I have a test set and train set. They have a city columns one (train) has 290 unique and the test has 30. I am hoping there is overlap i.e. London, Bristol are in both sets, but Gloucester might be on one set and not the other.
I want to also encode these ,cities to a numerical value that correlates between both sets, so London should be encoded as 1 in test and train.
I have looked at LabelEncoder but cannot see how to get both sets to use the same numbering for cities they both share.

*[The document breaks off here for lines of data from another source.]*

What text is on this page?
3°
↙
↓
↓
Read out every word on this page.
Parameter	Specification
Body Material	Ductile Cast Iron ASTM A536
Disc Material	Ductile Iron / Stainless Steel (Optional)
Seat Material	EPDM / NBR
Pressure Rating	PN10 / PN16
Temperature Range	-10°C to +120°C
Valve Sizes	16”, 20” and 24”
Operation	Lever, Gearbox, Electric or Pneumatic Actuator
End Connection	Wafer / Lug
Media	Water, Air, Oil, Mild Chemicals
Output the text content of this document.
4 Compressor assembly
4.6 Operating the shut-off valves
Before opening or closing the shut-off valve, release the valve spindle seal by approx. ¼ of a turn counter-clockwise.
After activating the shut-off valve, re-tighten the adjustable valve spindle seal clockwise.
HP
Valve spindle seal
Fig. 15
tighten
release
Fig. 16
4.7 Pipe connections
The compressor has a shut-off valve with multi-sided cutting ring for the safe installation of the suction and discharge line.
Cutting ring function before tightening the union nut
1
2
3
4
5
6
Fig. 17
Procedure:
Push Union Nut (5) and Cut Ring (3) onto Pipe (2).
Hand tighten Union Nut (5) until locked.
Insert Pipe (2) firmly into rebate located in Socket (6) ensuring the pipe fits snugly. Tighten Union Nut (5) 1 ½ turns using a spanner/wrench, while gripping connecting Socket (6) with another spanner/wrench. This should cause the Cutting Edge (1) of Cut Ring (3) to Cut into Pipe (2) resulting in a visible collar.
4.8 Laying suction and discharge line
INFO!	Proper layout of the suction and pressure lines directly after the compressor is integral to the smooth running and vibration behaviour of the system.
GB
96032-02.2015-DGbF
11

LabelEncoder works fine but no correlation between the two sets.
before:
df_train['City']
'London' , 'Bristol', 'Paris', 'Rome', 'London', 'Worcester'
df_test['City']
'Paris', 'Rome','Rome','London', 'Gloucester'
output:
df_train['City']
1 2 3 4 1 6
df_test['City']
3 4 4 1 7
You can use a common CategoricalDtype
:
df_train = pd.DataFrame({'City': ['London' , 'Bristol', 'Paris', 'Rome', 'London', 'Worcester']})
df_test = pd.DataFrame({'City': ['Paris', 'Rome','Rome','London', 'Gloucester']})
cat = pd.CategoricalDtype(pd.concat([df_train['City'], df_test['City']]).unique())
df_train['code'] = df_train['City'].astype(cat).cat.codes
df_test['code'] = df_test['City'].astype(cat).cat.codes
Output:
# df_train
City code
0 London 0
1 Bristol 1
2 Paris 2
3 Rome 3
4 London 0
5 Worcester 4
# df_test
City code
0 Paris 2
1 Rome 3
2 Rome 3
3 London 0
4 Gloucester 5
Or just convert the cities to Categorical:
df_train['City'] = df_train['City'].astype(cat)
df_test['City'] = df_test['City'].astype(cat)